She’s Quite a Dish

Candace Rose

Obsessions: objects, shadows, and light

I walk. I look. I find . . .

. . . and it seems I’m genetically predisposed to picking up bits and pieces that catch my interest.

Rotary to Nowhere

Window Greeter for Noodle Grotto Studio

I’m intrigued by the detritus of the sidewalk and road, the oddities of yard sales and thrift stores, and the treasures languishing in random attics of friends and family. As I work with the objects, cleaning and coloring and pairing one with another, I ponder their history. Someone manufactured the essential components and then designed and made something useful—which, in the natural and/or accidental course of things—became cast aside as irrelevant or lost. Someone had a bad day when that tire blew apart, or the carriage bolt worked loose and dropped away, or the camera lens sheared a focusing pin.

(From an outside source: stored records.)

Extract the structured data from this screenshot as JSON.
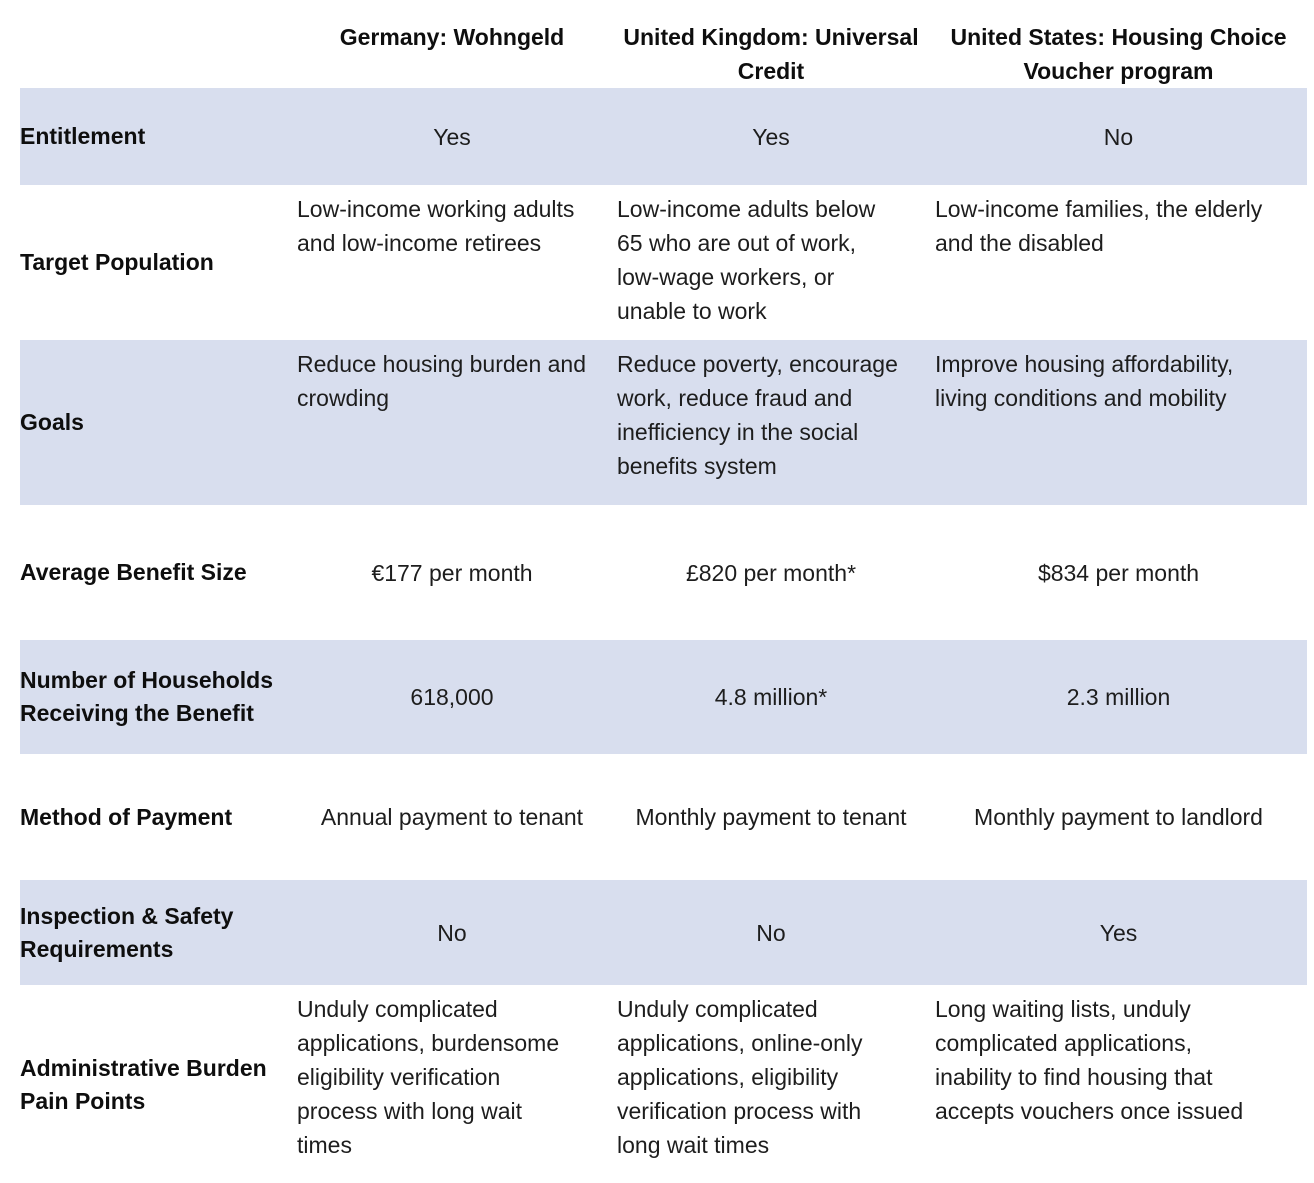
{
  "table": {
    "columns": [
      "Germany: Wohngeld",
      "United Kingdom: Universal Credit",
      "United States: Housing Choice Voucher program"
    ],
    "colors": {
      "row_shade": "#d8deee",
      "text": "#1d1d1d"
    },
    "rows": [
      {
        "label": "Entitlement",
        "shaded": true,
        "para": false,
        "cells": [
          "Yes",
          "Yes",
          "No"
        ]
      },
      {
        "label": "Target Population",
        "shaded": false,
        "para": true,
        "cells": [
          "Low-income working adults\nand low-income retirees",
          "Low-income adults below\n65 who are out of work,\nlow-wage workers, or\nunable to work",
          "Low-income families, the elderly\nand the disabled"
        ]
      },
      {
        "label": "Goals",
        "shaded": true,
        "para": true,
        "cells": [
          "Reduce housing burden and\ncrowding",
          "Reduce poverty, encourage\nwork, reduce fraud and\ninefficiency in the social\nbenefits system",
          "Improve housing affordability,\nliving conditions and mobility"
        ]
      },
      {
        "label": "Average Benefit Size",
        "shaded": false,
        "para": false,
        "cells": [
          "€177 per month",
          "£820 per month*",
          "$834 per month"
        ]
      },
      {
        "label": "Number of Households\nReceiving the Benefit",
        "shaded": true,
        "para": false,
        "cells": [
          "618,000",
          "4.8 million*",
          "2.3 million"
        ]
      },
      {
        "label": "Method of Payment",
        "shaded": false,
        "para": false,
        "cells": [
          "Annual payment to tenant",
          "Monthly payment to tenant",
          "Monthly payment to landlord"
        ]
      },
      {
        "label": "Inspection & Safety\nRequirements",
        "shaded": true,
        "para": false,
        "cells": [
          "No",
          "No",
          "Yes"
        ]
      },
      {
        "label": "Administrative Burden\nPain Points",
        "shaded": false,
        "para": true,
        "cells": [
          "Unduly complicated\napplications, burdensome\neligibility verification\nprocess with long wait\ntimes",
          "Unduly complicated\napplications, online-only\napplications, eligibility\nverification process with\nlong wait times",
          "Long waiting lists, unduly\ncomplicated applications,\ninability to find housing that\naccepts vouchers once issued"
        ]
      }
    ]
  }
}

As machinery and households molt and shed things, my job is to make use of what comes my way. I wonder about their story as I figure out how to make stuff hang together in a congruent whole, which often emerges as a face with a personality, or as an entity with a sound or kinetic component.

Recycling and reusing contributes to my incentive to give continued life to these acquired objects. I’m also intrigued by the simple beauty of the shape or function of an object, and basically, I find pleasure in joining cool things together to create a new creation.

In addition to found objects, I’m quite taken by the happy instance of a great shadow or compelling reflection, and my camera is always at the ready. The long winter and summer shadows of early morning and evening present intriguing elongations. Rain puddles yield great reflections, often showing great depth in a very shallow presence of water. And shop windows and car windows sometimes have fleeting magical reflections.

An art teacher in my freshman year said, “Find your obsession.”

This is it—objects and light and shadows.